In 2023, the American Lung Association in North Carolina will join our tobacco control partners, including the North Carolina Alliance for Health, to educate state legislators about the health and economic benefits of strong tobacco control policies, including a comprehensive tobacco retail licensing program. The Lung Association will also continue to work with partners to ensure adequate funding for the tobacco, prevention and control activities within the Tobacco Prevention and Control Branch of the North Carolina Department of Health and Human Services.

North Carolina Facts
Healthcare Costs Due to Smoking: $3,809,676,476
Adult Smoking Rate: 14.40%
High School Smoking Rate: 5.70%
High School Tobacco Use Rate: 27.30%
Middle School Smoking Rate: 2.40%
Smoking Attributable Deaths per Year: 14,220
Adult smoking data come from CDC's 2021 Behavioral Risk Factor Surveillance System. High school smoking and tobacco use and middle school smoking rates come from the 2019 North Carolina Youth Tobacco Survey. High school tobacco use includes cigarettes, cigars, smokeless tobacco, and electronic vapor products, as well as pipe, bidis, roll-your-own cigarettes, hookah, snus, dissolvable tobacco products, and clove cigars, making it incomparable to other states.
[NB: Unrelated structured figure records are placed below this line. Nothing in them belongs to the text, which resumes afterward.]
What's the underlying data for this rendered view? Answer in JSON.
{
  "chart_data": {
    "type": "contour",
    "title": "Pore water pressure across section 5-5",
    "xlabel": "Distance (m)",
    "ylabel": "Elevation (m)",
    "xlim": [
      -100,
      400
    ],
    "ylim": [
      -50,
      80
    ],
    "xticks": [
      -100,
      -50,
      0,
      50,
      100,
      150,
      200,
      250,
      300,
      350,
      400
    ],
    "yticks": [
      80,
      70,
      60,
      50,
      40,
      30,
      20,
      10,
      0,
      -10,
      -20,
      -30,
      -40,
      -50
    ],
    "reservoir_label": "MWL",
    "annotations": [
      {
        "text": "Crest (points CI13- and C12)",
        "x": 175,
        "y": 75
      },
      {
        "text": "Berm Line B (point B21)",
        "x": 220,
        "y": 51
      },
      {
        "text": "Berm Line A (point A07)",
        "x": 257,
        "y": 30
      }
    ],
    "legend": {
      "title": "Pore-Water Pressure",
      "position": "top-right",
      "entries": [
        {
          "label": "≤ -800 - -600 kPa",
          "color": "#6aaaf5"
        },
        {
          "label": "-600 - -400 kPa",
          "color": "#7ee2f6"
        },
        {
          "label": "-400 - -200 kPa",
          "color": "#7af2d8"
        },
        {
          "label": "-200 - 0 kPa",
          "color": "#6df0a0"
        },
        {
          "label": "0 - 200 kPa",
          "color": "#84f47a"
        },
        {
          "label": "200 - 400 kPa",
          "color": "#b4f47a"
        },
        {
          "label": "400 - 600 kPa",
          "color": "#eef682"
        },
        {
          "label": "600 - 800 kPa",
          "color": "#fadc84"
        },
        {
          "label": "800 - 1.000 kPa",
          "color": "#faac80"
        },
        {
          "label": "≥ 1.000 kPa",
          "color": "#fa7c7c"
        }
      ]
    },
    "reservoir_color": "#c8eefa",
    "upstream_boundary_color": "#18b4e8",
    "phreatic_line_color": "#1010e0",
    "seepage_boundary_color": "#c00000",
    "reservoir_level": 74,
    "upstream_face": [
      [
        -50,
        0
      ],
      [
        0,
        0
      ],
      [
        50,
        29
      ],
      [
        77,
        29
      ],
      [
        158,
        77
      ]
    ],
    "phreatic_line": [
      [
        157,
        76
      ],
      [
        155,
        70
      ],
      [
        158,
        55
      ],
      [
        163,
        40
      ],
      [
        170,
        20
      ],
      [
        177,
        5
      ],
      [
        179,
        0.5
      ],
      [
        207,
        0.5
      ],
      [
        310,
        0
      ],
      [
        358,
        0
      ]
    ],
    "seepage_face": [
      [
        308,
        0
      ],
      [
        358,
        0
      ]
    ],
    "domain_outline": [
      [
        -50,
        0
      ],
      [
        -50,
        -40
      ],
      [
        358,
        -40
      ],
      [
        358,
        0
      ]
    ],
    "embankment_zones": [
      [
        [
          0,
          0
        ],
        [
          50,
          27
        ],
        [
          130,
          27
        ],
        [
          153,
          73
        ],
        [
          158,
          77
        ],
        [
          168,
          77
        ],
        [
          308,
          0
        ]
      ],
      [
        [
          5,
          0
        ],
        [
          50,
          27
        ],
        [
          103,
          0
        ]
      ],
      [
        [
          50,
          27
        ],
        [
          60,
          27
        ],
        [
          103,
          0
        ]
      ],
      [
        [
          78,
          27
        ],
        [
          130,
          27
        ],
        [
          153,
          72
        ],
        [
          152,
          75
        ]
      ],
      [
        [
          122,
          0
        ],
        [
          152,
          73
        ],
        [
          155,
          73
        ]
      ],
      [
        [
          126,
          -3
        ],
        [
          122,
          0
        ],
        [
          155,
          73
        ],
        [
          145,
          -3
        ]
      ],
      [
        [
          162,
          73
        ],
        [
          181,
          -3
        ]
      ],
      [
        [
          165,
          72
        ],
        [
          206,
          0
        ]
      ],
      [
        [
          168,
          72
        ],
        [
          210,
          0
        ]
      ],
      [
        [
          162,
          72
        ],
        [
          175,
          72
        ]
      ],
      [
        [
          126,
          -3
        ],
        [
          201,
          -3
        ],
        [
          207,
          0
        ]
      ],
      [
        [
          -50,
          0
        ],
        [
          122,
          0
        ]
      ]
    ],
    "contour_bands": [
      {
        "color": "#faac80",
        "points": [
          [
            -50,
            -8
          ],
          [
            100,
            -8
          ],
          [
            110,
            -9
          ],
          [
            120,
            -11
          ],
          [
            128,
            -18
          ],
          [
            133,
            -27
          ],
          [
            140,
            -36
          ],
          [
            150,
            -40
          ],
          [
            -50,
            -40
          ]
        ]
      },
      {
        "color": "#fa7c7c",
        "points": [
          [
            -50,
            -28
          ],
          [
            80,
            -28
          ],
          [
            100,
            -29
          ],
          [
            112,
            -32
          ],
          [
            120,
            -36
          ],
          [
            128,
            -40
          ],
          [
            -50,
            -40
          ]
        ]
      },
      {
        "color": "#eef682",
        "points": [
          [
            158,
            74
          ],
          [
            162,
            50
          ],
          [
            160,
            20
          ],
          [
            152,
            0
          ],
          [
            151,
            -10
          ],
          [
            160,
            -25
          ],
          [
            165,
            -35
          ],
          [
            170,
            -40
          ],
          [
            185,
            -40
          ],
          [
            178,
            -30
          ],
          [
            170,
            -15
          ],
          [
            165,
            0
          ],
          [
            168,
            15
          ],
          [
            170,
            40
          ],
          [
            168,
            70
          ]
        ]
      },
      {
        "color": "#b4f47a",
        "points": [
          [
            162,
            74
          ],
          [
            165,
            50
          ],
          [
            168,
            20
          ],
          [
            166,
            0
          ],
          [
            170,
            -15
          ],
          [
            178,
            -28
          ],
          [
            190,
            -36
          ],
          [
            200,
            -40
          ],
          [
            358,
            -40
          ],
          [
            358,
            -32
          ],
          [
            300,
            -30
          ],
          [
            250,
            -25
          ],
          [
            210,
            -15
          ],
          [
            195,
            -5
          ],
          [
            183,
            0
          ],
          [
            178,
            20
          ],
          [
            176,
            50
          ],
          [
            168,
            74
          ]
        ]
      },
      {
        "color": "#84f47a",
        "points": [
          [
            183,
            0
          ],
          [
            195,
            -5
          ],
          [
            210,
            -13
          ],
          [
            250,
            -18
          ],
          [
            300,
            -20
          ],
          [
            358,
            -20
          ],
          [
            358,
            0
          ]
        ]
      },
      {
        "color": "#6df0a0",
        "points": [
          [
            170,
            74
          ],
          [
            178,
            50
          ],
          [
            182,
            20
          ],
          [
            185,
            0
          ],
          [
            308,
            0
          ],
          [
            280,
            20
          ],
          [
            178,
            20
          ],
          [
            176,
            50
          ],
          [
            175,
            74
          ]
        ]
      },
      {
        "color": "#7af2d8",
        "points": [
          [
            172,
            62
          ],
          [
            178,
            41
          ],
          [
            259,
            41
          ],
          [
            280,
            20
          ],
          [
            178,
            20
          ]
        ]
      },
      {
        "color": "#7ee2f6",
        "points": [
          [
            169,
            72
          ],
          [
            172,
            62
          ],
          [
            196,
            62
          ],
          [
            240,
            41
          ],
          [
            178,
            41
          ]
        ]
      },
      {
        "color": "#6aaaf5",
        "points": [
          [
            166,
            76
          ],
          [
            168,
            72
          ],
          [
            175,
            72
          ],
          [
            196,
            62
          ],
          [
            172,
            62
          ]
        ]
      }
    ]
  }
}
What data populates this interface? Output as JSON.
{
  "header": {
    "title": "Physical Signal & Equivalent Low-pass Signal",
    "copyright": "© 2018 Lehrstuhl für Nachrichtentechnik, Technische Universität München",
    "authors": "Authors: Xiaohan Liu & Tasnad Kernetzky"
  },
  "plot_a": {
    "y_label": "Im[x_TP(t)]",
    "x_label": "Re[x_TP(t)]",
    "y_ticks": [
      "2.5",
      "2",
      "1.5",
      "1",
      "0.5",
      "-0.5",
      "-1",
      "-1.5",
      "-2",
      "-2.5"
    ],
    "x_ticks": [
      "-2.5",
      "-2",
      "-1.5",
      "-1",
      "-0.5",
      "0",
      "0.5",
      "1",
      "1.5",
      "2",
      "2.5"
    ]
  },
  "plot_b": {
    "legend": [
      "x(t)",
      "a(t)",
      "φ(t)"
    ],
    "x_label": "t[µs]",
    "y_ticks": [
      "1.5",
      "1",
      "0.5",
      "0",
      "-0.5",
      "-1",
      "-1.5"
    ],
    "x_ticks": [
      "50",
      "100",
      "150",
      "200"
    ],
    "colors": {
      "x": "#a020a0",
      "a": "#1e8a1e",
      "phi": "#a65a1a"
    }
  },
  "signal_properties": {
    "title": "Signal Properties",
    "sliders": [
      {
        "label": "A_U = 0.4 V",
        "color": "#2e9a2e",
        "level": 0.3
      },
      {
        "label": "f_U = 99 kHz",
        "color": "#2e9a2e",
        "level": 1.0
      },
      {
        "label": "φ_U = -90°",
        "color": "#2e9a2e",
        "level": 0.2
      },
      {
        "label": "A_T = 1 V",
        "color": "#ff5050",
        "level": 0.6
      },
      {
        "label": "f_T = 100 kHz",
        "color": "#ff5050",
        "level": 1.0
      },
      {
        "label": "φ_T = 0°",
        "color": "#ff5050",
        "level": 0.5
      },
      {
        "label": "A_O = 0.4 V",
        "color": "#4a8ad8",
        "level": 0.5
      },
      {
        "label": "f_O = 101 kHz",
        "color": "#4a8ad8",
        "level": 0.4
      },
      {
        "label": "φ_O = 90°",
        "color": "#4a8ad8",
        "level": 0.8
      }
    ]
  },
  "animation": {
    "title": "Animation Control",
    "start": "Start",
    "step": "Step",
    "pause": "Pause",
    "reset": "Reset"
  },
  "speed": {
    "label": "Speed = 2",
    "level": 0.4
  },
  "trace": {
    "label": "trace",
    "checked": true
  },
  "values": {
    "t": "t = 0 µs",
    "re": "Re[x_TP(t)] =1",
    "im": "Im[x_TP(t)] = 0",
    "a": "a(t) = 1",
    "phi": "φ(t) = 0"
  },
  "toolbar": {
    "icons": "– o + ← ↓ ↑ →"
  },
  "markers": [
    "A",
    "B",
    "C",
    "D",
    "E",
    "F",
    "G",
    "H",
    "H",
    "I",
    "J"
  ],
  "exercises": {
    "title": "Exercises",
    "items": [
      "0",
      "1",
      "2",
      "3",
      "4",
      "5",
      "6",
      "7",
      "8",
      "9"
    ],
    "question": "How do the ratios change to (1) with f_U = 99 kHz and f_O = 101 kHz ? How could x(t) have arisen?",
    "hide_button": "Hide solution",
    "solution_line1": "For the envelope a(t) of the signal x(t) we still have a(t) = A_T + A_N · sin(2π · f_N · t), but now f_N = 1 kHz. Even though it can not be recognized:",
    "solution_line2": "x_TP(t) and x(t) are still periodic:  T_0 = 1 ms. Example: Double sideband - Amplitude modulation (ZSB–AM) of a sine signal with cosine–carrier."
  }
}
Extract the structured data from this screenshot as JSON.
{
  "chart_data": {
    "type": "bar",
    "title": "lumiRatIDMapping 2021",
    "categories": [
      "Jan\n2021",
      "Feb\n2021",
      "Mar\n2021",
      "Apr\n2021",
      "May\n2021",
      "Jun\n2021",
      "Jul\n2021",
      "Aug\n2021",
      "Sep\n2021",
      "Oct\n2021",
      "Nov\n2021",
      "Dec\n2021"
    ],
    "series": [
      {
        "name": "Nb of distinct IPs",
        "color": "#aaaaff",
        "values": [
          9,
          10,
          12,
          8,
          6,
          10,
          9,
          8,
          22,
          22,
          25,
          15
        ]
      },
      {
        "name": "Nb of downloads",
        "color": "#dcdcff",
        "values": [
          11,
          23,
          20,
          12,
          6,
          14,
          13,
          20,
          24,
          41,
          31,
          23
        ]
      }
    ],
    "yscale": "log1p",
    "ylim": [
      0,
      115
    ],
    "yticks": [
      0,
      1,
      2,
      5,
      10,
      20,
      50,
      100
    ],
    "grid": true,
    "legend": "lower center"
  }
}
Health impact information is taken from the Smoking Attributable Mortality, Morbidity and Economic Costs (SAMMEC) software. Smoking attributable deaths reflect average annual estimates for the period 2005-2009 and are calculated for persons aged 35 years and older. Smoking attributable healthcare expenditures are based on 2004 smoking attributable fractions and 2009 personal healthcare expenditure data. Deaths and expenditures should not be compared by state.